I had called Outback Charter Docks in Gulf Shores a week ago to schedule my daddy, hubby and one of their friends a fishing trip on the Reel Keel boat. Last year they caught many 23-26 pound snapper and one that was 29 pounds and a bunch of mahi-mahi and other types of snapper (I don't know specifics, just how to cook it).(All of their fish were twice the size and sometimes 3 times the size as others that went out the same morning. But 3 people backed out of the fishing trip and we need 3 more willing to go in the morning. The charter is $140 per person and is for 6 hours.

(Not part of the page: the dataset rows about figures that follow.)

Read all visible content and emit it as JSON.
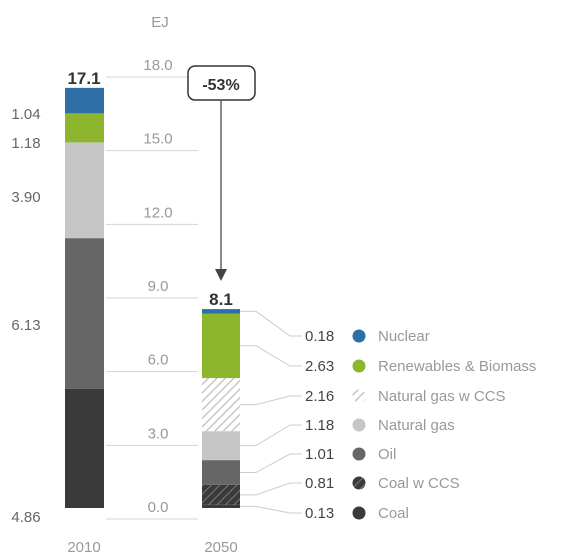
{
  "chart_data": {
    "type": "bar",
    "stacked": true,
    "unit": "EJ",
    "yticks": [
      "18.0",
      "15.0",
      "12.0",
      "9.0",
      "6.0",
      "3.0",
      "0.0"
    ],
    "categories": [
      "2010",
      "2050"
    ],
    "totals": [
      "17.1",
      "8.1"
    ],
    "change": "-53%",
    "left_labels": [
      "1.04",
      "1.18",
      "3.90",
      "6.13",
      "4.86"
    ],
    "right_labels": [
      "0.18",
      "2.63",
      "2.16",
      "1.18",
      "1.01",
      "0.81",
      "0.13"
    ],
    "series_2010": [
      {
        "name": "Coal",
        "value": 4.86,
        "color": "#3a3a3a",
        "hatched": false
      },
      {
        "name": "Oil",
        "value": 6.13,
        "color": "#666666",
        "hatched": false
      },
      {
        "name": "Natural gas",
        "value": 3.9,
        "color": "#c6c6c6",
        "hatched": false
      },
      {
        "name": "Renewables & Biomass",
        "value": 1.18,
        "color": "#8db52e",
        "hatched": false
      },
      {
        "name": "Nuclear",
        "value": 1.04,
        "color": "#2f6fa8",
        "hatched": false
      }
    ],
    "series_2050": [
      {
        "name": "Coal",
        "value": 0.13,
        "color": "#3a3a3a",
        "hatched": false
      },
      {
        "name": "Coal w CCS",
        "value": 0.81,
        "color": "#3a3a3a",
        "hatched": true
      },
      {
        "name": "Oil",
        "value": 1.01,
        "color": "#666666",
        "hatched": false
      },
      {
        "name": "Natural gas",
        "value": 1.18,
        "color": "#c6c6c6",
        "hatched": false
      },
      {
        "name": "Natural gas w CCS",
        "value": 2.16,
        "color": "#c6c6c6",
        "hatched": true
      },
      {
        "name": "Renewables & Biomass",
        "value": 2.63,
        "color": "#8db52e",
        "hatched": false
      },
      {
        "name": "Nuclear",
        "value": 0.18,
        "color": "#2f6fa8",
        "hatched": false
      }
    ],
    "legend": [
      {
        "name": "Nuclear",
        "color": "#2f6fa8",
        "hatched": false
      },
      {
        "name": "Renewables & Biomass",
        "color": "#8db52e",
        "hatched": false
      },
      {
        "name": "Natural gas w CCS",
        "color": "#c6c6c6",
        "hatched": true
      },
      {
        "name": "Natural gas",
        "color": "#c6c6c6",
        "hatched": false
      },
      {
        "name": "Oil",
        "color": "#666666",
        "hatched": false
      },
      {
        "name": "Coal w CCS",
        "color": "#3a3a3a",
        "hatched": true
      },
      {
        "name": "Coal",
        "color": "#3a3a3a",
        "hatched": false
      }
    ],
    "ylim": [
      0,
      18
    ],
    "grid": true
  }
}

My dad and hubby have gone for several years now and used a different one each year until this year. They want this guy and this one only since he seemed to know where the BIG Catches are and his personality is good too. Is there a place to ask other members if they want to go??? I'm new so I'm not sure what I am doing, lol. If you want to go here is there contact info--- but also let me know here. Their address is 28101 Perdido Beach Blvd, Orange Beach, AL 36561 phone number (251)980-8410 BoAT name is Reel Kill and Captain Mike is the owner.


----------



## davephillyj (Jun 21, 2013)

Last year there was a family of 4 that had two small kids that went. They didn't fish too much. They were either seasick or tending to the little kids..... But still got most of the fish we caught :-( 
We are desperate for some adult/late teens to join us.


----------



## BananaTom (Feb 16, 2008)

*When is this trip?*

*Tomorrow? Saturday 06/22/13?*


----------



## sweetnsalty (Jun 4, 2013)

Is it still available? I called number it went to voice mail


----------



## davephillyj (Jun 21, 2013)

Yes, the trip is tomorrow.... But I had over 10 people ask about going. It got the 6 people we needed. If you are looking to go I will update you guys and see if the hubby will get some pictures this time. The fish were massive last year. If everything goes as well tomorrow as well as last year..... they will book him a year in advance from now on.


----------



## Razzorduck (Oct 22, 2007)

Capt Mike on the Reel Kill is the real deal. I went with him on Friday and the box of snapper was very impressive. We tossed back a bunch of 10-12lbers before we got on the spot that produced the largest fish. Sorry, pics not down loaded yet.


----------